上場企業を複数社支援してきて感じたのは、新規事業に対する「予算の使い方」と「PDCAを回す視点」が、想像以上に弱いケースがあるということです。
もちろん、すべての上場企業がそうではありません。しかし、組織が大きくなるほど失敗を避ける文化が強くなり、チャレンジよりも前例を重視する傾向があります。
特に、ベンチャー企業で事業をゼロから立ち上げた経験がないメンバーだけで構成されている場合、「まず市場で検証する」という発想よりも、「完璧な計画を作ること」に時間を使ってしまうことがあります。

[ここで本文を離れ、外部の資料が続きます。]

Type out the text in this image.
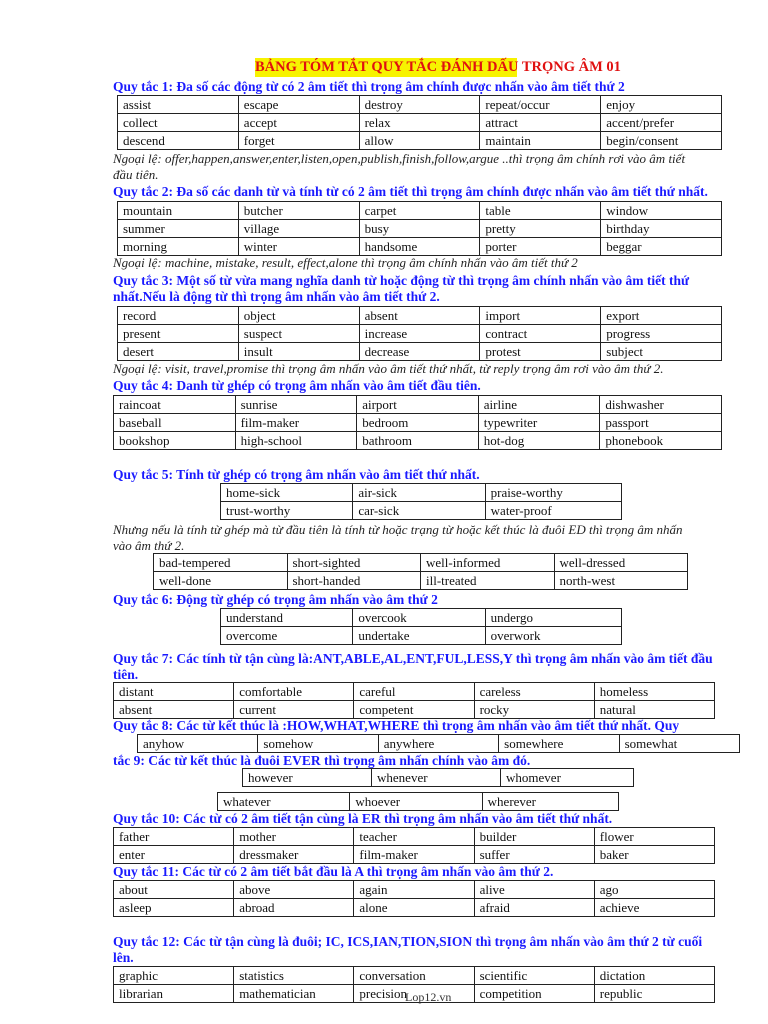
BẢNG TÓM TẮT QUY TẮC ĐÁNH DẤU TRỌNG ÂM 01
Quy tắc 1: Đa số các động từ có 2 âm tiết thì trọng âm chính được nhấn vào âm tiết thứ 2
assist	escape	destroy	repeat/occur	enjoy
collect	accept	relax	attract	accent/prefer
descend	forget	allow	maintain	begin/consent
Ngoại lệ: offer,happen,answer,enter,listen,open,publish,finish,follow,argue ..thì trọng âm chính rơi vào âm tiết
đầu tiên.
Quy tắc 2: Đa số các danh từ và tính từ có 2 âm tiết thì trọng âm chính được nhấn vào âm tiết thứ nhất.
mountain	butcher	carpet	table	window
summer	village	busy	pretty	birthday
morning	winter	handsome	porter	beggar
Ngoại lệ: machine, mistake, result, effect,alone thì trọng âm chính nhấn vào âm tiết thứ 2
Quy tắc 3: Một số từ vừa mang nghĩa danh từ hoặc động từ thì trọng âm chính nhấn vào âm tiết thứ
nhất.Nếu là động từ thì trọng âm nhấn vào âm tiết thứ 2.
record	object	absent	import	export
present	suspect	increase	contract	progress
desert	insult	decrease	protest	subject
Ngoại lệ: visit, travel,promise thì trọng âm nhấn vào âm tiết thứ nhất, từ reply trọng âm rơi vào âm thứ 2.
Quy tắc 4: Danh từ ghép có trọng âm nhấn vào âm tiết đầu tiên.
raincoat	sunrise	airport	airline	dishwasher
baseball	film-maker	bedroom	typewriter	passport
bookshop	high-school	bathroom	hot-dog	phonebook
Quy tắc 5: Tính từ ghép có trọng âm nhấn vào âm tiết thứ nhất.
home-sick	air-sick	praise-worthy
trust-worthy	car-sick	water-proof
Nhưng nếu là tính từ ghép mà từ đầu tiên là tính từ hoặc trạng từ hoặc kết thúc là đuôi ED thì trọng âm nhấn
vào âm thứ 2.
bad-tempered	short-sighted	well-informed	well-dressed
well-done	short-handed	ill-treated	north-west
Quy tắc 6: Động từ ghép có trọng âm nhấn vào âm thứ 2
understand	overcook	undergo
overcome	undertake	overwork
Quy tắc 7: Các tính từ tận cùng là:ANT,ABLE,AL,ENT,FUL,LESS,Y thì trọng âm nhấn vào âm tiết đầu
tiên.
distant	comfortable	careful	careless	homeless
absent	current	competent	rocky	natural
Quy tắc 8: Các từ kết thúc là :HOW,WHAT,WHERE thì trọng âm nhấn vào âm tiết thứ nhất. Quy
anyhow	somehow	anywhere	somewhere	somewhat
tắc 9: Các từ kết thúc là đuôi EVER thì trọng âm nhấn chính vào âm đó.
however	whenever	whomever
whatever	whoever	wherever
Quy tắc 10: Các từ có 2 âm tiết tận cùng là ER thì trọng âm nhấn vào âm tiết thứ nhất.
father	mother	teacher	builder	flower
enter	dressmaker	film-maker	suffer	baker
Quy tắc 11: Các từ có 2 âm tiết bắt đầu là A thì trọng âm nhấn vào âm thứ 2.
about	above	again	alive	ago
asleep	abroad	alone	afraid	achieve
Quy tắc 12: Các từ tận cùng là đuôi; IC, ICS,IAN,TION,SION thì trọng âm nhấn vào âm thứ 2 từ cuối
lên.
graphic	statistics	conversation	scientific	dictation
librarian	mathematician	precision	competition	republic
Lop12.vn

本来、新規事業で重要なのは、一度に大きな予算を投じることではありません。
・どこに予算を集中させるべきか。
・どのKPIを追うべきか。
・何を検証し、何を改善するのか。
この優先順位を明確にし、小さく試して素早く改善することが成果につながります。
また、リスクヘッジとは「何もしないこと」ではなく、「小さく失敗して、大きな失敗を防ぐこと」です。
ベンチャー企業は限られた資金の中で意思決定を繰り返してきた経験があるからこそ、予算配分やPDCAの精度が磨かれます。
企業規模は関係ありません。
成長する組織ほど、「失敗を避ける」のではなく、「検証を速く回す仕組み」を持っています。
新規事業で最も重要なのは、予算の大きさではなく、学習スピードです。